L’ADN offre une telle capacité de stockage que 100 grammes seulement – soit le volume d’une tablette de chocolat – suffiraient à conserver l’ensemble des données numériques produites par l’humanité. Mais ce n’est pas tout, l’ADN peut être conservé sans aucune énergie, à température ambiante. “Stockée dans un environnement favorable, sa durée de vie peut dépasser les 100 000 ans, et une fois synthétisée, elle peut être conservée sans apport d’énergie, donc sans émettre de carbone”, poursuit le chercheur. Mais comment ça marche ?

“Une seule de ces capsules pourrait contenir l’équivalent d’un data center”

Stocker des données dans de l’ADN, c’est un peu comme transformer un texte en un code secret. On commence par traduire les 0 et les 1 de nos fichiers numériques, comme des photos, des vidéos ou des documents, en une suite de lettres qui composent l’ADN : A, T, C et G. Ensuite, on fabrique une petite molécule d’ADN avec ces lettres dans l’ordre choisi. Cette molécule est placée dans une mini capsule métallique qui la protège de l’eau, de l’air et de la lumière. Et quand on veut relire les données, il suffit de passer cette molécule dans une machine spéciale, un séquenceur, qui déchiffre les lettres et redonne le fichier d’origine. Magique.

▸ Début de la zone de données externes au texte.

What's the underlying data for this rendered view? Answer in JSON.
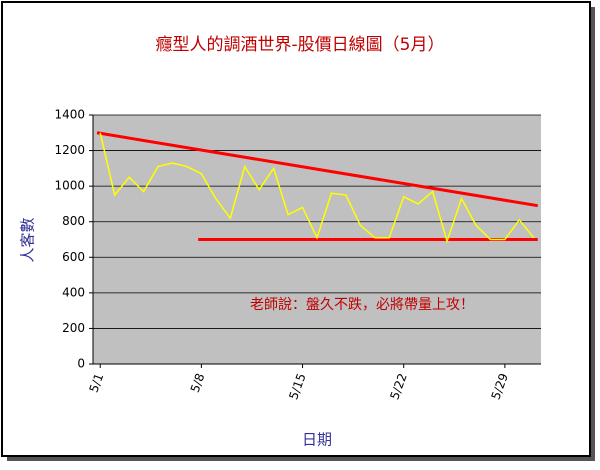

Et le tout sans recourir à des solvants chimiques ni dépenser d’électricité pour le refroidissement. Une simple capsule métallique de quelques millimètres, développée par la société Imagene, pourrait contenir l’équivalent d’un data-center. Marc Antonini, coordinateur du programme de recherche MoleculArXiv, le confirme sur le site du CNRS : “Ces mini capsules peuvent stocker des millions de brins d’ADN (donc de données) car celui-ci est très compact. En théorie, une seule de ces capsules pourrait contenir l’équivalent d’un data center – on peut donc imaginer les gains énergétiques, mais également d’espace sur le territoire”. Lancé en 2022 par le CNRS et doté d’un budget de 20 millions d’euros sur 7 ans, le programme MoleculArXiv vise à inventer de nouveaux dispositifs de stockage de données sur ADN et polymères artificiels.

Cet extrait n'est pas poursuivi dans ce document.